RESEARCH

Pedagogy

In this pedagogical research, we study how the presentation of programming language topics affect the experience of the students at several skill levels. In high school aged students, we study the importance of visual metaphors for large group instruction. Circle and arrow diagrams visualize the function types, composition, and partial application in functional dataflow programs. With metaphors like this one, physically enumerating the language helps instruct large groups of students away from the computer (e.g. on a whiteboard) and answer questions about program behavior before translating into code. In introductory programming language classes, we study how a “discuss this” inquiry task models vocabulary and thought process around the week’s topic in order to encourage small group participation later when students are prompted with “do this” tasks. Positive effects of participation help TA instructor experiences immediately and can be compared against student reported self-efficacy for long-term student benefits. In upper-level undergraduate and graduate students, we study how to encourage and assess independent domain-specific language projects in a seminar style course while maintaining a group learning environment. We designed a novel, semester-long grading scheme to enable students to self-regulate learning (e.g. come to comparable results at different times in their projects) while specifying expectations explicitly as learning objectives (breadth) and levels of understanding (depth).

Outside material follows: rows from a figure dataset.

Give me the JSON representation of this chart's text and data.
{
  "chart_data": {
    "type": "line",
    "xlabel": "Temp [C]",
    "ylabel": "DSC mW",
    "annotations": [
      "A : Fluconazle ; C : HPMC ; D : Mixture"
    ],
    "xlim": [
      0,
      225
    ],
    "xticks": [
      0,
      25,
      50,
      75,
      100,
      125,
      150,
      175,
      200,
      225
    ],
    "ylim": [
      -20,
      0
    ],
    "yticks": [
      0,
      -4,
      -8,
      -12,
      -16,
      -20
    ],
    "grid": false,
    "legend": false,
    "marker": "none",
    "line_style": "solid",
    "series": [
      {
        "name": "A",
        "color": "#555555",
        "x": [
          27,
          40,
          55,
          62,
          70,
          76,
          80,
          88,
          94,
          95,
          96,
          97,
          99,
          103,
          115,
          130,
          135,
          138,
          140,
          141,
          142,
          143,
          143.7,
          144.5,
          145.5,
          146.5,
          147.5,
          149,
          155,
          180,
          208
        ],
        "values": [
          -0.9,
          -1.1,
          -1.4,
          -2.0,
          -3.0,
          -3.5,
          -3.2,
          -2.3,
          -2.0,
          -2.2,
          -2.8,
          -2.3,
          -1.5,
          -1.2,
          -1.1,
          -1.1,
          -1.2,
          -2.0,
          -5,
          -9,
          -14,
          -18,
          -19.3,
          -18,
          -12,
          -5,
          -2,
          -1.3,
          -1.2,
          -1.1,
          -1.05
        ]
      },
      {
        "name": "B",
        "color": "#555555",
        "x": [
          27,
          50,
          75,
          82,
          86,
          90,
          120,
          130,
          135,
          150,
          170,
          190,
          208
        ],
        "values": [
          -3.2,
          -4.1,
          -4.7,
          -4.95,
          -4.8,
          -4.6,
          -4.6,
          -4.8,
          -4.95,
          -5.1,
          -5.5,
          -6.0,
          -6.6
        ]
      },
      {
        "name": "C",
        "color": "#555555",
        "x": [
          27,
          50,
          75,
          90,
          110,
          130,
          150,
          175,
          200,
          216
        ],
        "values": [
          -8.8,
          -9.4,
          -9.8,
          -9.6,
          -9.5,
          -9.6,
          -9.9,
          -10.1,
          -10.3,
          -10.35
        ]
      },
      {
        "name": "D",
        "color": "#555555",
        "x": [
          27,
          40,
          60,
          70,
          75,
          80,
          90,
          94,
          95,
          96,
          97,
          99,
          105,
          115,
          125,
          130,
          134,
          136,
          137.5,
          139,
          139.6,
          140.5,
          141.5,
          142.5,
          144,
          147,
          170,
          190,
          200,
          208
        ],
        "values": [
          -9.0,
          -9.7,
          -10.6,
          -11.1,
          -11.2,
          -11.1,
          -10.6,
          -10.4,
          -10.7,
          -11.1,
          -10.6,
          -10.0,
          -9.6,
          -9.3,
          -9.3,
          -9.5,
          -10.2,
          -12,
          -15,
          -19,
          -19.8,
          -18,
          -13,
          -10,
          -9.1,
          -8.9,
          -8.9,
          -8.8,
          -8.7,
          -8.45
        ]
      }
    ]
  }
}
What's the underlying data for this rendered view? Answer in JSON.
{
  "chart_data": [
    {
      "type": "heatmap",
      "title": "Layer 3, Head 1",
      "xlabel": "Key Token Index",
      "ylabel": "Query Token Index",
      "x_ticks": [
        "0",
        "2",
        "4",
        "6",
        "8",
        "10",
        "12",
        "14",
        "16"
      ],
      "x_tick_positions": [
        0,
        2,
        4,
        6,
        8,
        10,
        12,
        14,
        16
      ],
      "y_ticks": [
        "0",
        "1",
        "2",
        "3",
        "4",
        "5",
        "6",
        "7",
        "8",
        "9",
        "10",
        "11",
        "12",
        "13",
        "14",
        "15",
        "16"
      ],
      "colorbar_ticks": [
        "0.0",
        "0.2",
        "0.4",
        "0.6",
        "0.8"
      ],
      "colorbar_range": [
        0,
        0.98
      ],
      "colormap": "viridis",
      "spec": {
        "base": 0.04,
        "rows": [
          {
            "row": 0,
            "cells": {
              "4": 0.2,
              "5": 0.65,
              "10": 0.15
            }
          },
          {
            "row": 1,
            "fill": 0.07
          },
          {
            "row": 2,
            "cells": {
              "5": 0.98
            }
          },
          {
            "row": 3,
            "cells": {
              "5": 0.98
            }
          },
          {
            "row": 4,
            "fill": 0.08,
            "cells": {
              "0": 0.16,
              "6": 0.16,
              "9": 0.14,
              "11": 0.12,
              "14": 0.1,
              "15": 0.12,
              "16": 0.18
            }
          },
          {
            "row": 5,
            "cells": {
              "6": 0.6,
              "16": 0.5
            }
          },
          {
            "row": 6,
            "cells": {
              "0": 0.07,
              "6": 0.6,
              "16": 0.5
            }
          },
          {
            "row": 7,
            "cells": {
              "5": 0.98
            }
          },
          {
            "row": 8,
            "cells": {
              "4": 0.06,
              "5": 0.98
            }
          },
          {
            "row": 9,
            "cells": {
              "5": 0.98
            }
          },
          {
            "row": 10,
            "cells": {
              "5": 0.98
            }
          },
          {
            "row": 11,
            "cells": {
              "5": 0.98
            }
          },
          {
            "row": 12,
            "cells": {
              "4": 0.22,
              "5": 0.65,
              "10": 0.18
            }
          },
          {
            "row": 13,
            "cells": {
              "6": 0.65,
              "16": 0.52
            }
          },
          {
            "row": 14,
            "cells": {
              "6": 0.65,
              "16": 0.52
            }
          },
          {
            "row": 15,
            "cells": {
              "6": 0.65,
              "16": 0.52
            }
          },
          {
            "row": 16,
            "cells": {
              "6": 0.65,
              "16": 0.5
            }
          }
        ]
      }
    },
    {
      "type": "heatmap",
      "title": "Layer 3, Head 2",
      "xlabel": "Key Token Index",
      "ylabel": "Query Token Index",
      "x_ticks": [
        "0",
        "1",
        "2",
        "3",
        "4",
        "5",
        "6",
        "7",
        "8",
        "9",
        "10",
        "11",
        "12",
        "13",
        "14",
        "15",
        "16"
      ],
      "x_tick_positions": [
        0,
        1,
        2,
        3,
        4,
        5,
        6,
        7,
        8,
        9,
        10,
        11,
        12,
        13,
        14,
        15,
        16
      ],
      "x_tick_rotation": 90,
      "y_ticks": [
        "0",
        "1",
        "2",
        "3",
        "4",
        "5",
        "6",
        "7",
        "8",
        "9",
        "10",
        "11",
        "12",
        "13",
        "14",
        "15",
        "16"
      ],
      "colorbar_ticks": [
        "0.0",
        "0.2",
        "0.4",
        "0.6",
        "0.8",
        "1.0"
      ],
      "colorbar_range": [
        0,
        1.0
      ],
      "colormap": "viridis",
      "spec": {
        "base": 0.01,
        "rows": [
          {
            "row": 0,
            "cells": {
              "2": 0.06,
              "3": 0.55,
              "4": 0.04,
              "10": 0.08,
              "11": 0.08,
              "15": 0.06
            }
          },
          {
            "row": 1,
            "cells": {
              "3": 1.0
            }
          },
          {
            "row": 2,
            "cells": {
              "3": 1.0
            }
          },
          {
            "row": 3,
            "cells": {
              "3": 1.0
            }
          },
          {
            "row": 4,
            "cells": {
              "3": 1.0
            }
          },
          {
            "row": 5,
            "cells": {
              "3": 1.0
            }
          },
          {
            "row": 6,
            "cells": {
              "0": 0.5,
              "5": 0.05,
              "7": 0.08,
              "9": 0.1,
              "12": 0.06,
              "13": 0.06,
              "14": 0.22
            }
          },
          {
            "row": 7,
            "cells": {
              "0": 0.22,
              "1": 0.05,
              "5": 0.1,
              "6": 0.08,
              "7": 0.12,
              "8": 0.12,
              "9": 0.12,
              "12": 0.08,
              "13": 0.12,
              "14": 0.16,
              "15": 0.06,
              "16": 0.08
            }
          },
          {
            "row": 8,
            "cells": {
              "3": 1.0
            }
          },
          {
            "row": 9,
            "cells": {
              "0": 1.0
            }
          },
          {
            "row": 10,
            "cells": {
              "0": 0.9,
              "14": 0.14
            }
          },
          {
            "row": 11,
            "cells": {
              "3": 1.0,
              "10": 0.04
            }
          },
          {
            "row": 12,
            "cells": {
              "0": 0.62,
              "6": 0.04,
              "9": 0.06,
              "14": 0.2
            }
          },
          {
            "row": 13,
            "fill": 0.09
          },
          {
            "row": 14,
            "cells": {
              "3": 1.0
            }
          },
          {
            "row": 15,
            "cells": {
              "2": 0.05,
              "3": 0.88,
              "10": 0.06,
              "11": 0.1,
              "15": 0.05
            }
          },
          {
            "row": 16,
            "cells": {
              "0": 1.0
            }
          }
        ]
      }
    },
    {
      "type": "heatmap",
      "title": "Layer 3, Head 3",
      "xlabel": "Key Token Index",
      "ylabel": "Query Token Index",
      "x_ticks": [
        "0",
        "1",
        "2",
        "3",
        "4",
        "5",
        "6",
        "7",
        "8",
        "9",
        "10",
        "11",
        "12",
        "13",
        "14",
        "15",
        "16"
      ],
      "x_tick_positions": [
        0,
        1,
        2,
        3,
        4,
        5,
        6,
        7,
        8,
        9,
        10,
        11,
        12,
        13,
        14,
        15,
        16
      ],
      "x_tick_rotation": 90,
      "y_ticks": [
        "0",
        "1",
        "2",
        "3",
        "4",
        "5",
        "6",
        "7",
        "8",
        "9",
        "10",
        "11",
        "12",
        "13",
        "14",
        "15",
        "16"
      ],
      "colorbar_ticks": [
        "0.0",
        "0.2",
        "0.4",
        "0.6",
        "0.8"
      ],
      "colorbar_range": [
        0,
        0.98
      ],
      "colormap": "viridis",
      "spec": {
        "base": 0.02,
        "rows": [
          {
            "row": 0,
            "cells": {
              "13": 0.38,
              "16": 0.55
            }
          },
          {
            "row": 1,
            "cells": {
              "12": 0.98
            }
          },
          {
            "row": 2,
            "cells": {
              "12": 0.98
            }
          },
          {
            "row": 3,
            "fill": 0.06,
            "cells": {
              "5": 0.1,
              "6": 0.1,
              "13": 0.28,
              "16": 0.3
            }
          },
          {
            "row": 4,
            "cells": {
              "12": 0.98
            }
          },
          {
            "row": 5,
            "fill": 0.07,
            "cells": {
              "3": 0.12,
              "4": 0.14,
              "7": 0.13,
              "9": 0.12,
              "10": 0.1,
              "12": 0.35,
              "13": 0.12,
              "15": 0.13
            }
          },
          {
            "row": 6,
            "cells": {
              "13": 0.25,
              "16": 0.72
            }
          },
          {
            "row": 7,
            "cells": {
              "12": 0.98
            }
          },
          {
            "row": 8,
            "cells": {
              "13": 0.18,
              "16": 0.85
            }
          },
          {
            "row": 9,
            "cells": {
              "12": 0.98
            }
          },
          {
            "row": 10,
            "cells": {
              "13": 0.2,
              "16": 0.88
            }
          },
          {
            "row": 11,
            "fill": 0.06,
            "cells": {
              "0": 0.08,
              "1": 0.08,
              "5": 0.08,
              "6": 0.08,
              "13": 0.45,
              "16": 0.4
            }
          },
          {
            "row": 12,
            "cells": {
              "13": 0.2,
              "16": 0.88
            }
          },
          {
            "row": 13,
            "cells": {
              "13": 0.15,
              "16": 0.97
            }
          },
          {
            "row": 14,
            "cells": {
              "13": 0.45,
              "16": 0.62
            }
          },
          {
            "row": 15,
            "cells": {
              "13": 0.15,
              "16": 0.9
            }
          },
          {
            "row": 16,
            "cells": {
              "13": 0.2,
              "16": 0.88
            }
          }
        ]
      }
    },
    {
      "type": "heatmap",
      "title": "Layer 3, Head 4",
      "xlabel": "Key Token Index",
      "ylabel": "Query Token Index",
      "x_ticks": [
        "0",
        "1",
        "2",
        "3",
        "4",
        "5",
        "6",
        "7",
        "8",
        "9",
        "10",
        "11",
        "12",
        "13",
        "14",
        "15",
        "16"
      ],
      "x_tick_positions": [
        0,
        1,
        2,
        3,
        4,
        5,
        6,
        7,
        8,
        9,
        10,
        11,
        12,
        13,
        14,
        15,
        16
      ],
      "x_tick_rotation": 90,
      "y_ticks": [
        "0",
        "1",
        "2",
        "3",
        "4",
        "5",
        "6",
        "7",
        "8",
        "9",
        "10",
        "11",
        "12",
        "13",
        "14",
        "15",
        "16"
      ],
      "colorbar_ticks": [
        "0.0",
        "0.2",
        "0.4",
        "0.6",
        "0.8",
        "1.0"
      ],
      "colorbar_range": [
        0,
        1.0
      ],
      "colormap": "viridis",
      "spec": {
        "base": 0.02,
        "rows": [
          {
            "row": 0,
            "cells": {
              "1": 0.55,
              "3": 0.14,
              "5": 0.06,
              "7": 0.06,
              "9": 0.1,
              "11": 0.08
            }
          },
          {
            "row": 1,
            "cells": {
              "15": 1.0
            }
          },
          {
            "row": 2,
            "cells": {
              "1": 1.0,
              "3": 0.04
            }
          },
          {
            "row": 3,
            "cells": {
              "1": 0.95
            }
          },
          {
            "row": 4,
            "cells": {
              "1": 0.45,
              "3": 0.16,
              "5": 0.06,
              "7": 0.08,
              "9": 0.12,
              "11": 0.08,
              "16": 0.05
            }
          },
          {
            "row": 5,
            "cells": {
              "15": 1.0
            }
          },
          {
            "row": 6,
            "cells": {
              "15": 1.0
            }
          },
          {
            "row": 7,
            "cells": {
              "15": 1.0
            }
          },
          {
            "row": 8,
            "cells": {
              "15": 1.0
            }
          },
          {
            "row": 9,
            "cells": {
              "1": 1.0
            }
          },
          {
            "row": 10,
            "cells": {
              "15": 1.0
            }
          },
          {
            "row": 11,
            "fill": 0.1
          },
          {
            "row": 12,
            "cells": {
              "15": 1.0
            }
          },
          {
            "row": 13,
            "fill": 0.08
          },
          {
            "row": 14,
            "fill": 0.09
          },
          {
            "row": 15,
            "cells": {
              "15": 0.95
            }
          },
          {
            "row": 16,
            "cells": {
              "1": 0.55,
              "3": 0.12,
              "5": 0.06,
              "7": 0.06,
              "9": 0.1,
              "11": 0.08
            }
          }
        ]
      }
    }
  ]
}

Since the unique experiences students have while implementing their DSLs are a valuable pedagogical resource, we designed the course to prioritize in-class time for peer instruction and critique of related reading and each other’s work and bundled lecture material as video with homework assignments in a flipped classroom, blended learning style. In summary, this pedagogical research explores tailoring the teaching interventions used to student skill level, student agency in the task, and to the size of the instructed audience to better present the programming language topic.